Netflix performs the best among these three service providers by displaying a high bitrate for lower bandwidths, less rebuffering (Fig. 3), better progressive download ratio (Fig. 4), and lower SD of the On-Off cycle. Even though one carefully chooses the common contents available from all these service providers, the encoding rates of the original contents could be different, and one cannot know the exact encoding-related matrix from these service providers; hence, one just relies on the bitrate received at the end user client. Also, the results could vary for different geographical locations, depending on the edge infrastructure. This study is a demonstration of how one can compare different streaming services from a client’s machine and choose the services best suitable to him/her.
Rebuffering: (a) Netflix, (b) Amazon Prime, and (c) YouTube.
Progressive download ratio: (a) Netflix, (b) Amazon Prime, and (c) YouTube.
6. Conclusion and Future Work
In this paper, the most popular global streaming service providers, including Netflix, Amazon Prime, and YouTube were surveyed. Their infrastructure and protocols were studied, their services were compared, and methodologies for doing QoS analysis were derived. QoS analysis was conducted for these popular service providers by means of calculating the bitrates, rebuffering time, progressive download ratio, and SD of the On-Off cycle on different bandwidths for 50 videos each.

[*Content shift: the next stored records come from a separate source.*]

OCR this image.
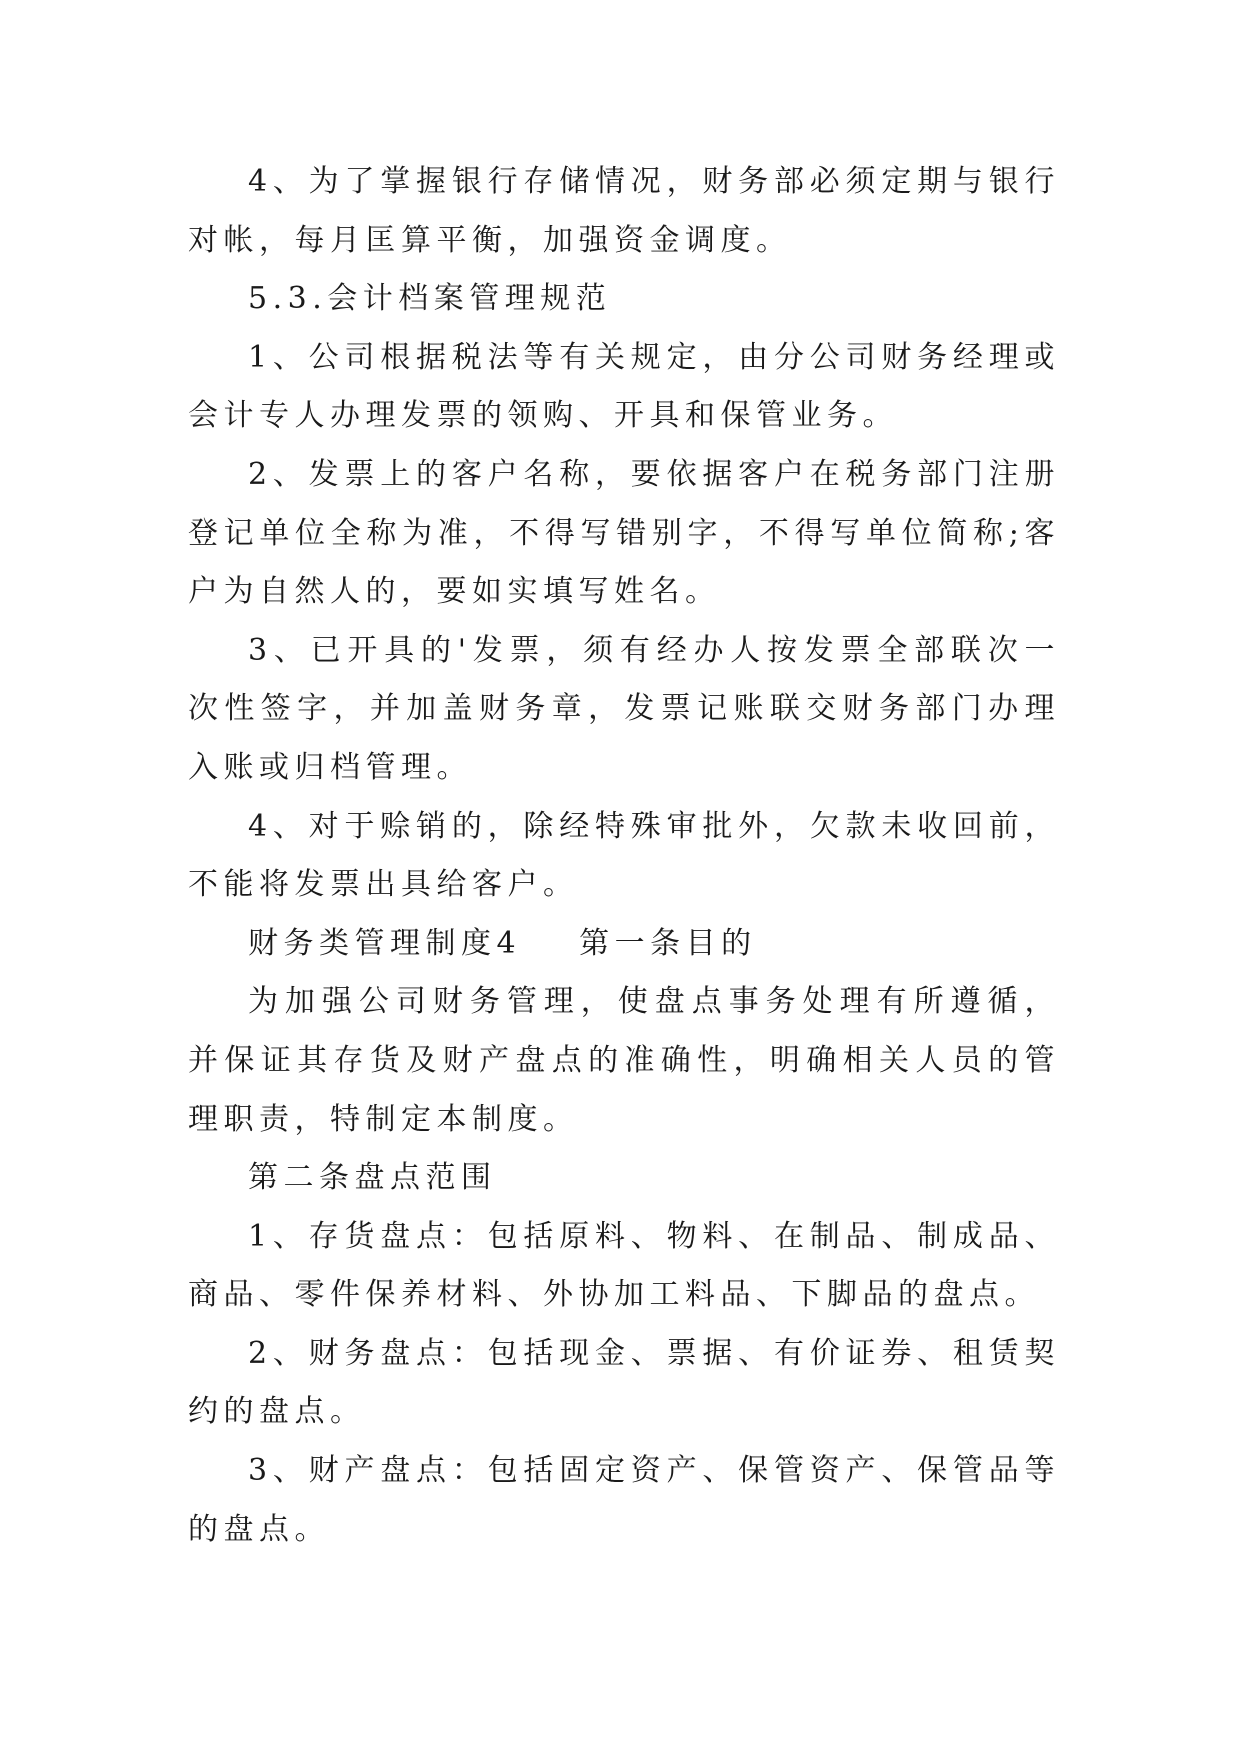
4、为了掌握银行存储情况，财务部必须定期与银行对帐，每月匡算平衡，加强资金调度。

5.3.会计档案管理规范

1、公司根据税法等有关规定，由分公司财务经理或会计专人办理发票的领购、开具和保管业务。

2、发票上的客户名称，要依据客户在税务部门注册登记单位全称为准，不得写错别字，不得写单位简称;客户为自然人的，要如实填写姓名。

3、已开具的'发票，须有经办人按发票全部联次一次性签字，并加盖财务章，发票记账联交财务部门办理入账或归档管理。

4、对于赊销的，除经特殊审批外，欠款未收回前，不能将发票出具给客户。

财务类管理制度4 第一条目的

为加强公司财务管理，使盘点事务处理有所遵循，并保证其存货及财产盘点的准确性，明确相关人员的管理职责，特制定本制度。

第二条盘点范围

1、存货盘点：包括原料、物料、在制品、制成品、商品、零件保养材料、外协加工料品、下脚品的盘点。

2、财务盘点：包括现金、票据、有价证券、租赁契约的盘点。

3、财产盘点：包括固定资产、保管资产、保管品等的盘点。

Based on these calculations, it was concluded that Netflix had the best performance; however, the QoS of Amazon Prime was also reasonably good.
This paper demonstrates an approach to do a quality analysis based on the flow of information. The approach can also be used to compare and contrast the importance of different features of these services. Our analysis can be used by the service providers to analyze their competitors and fine-tune their streaming strategies. In the future, a machine learning approach to identify good and bad quality video services should be devised.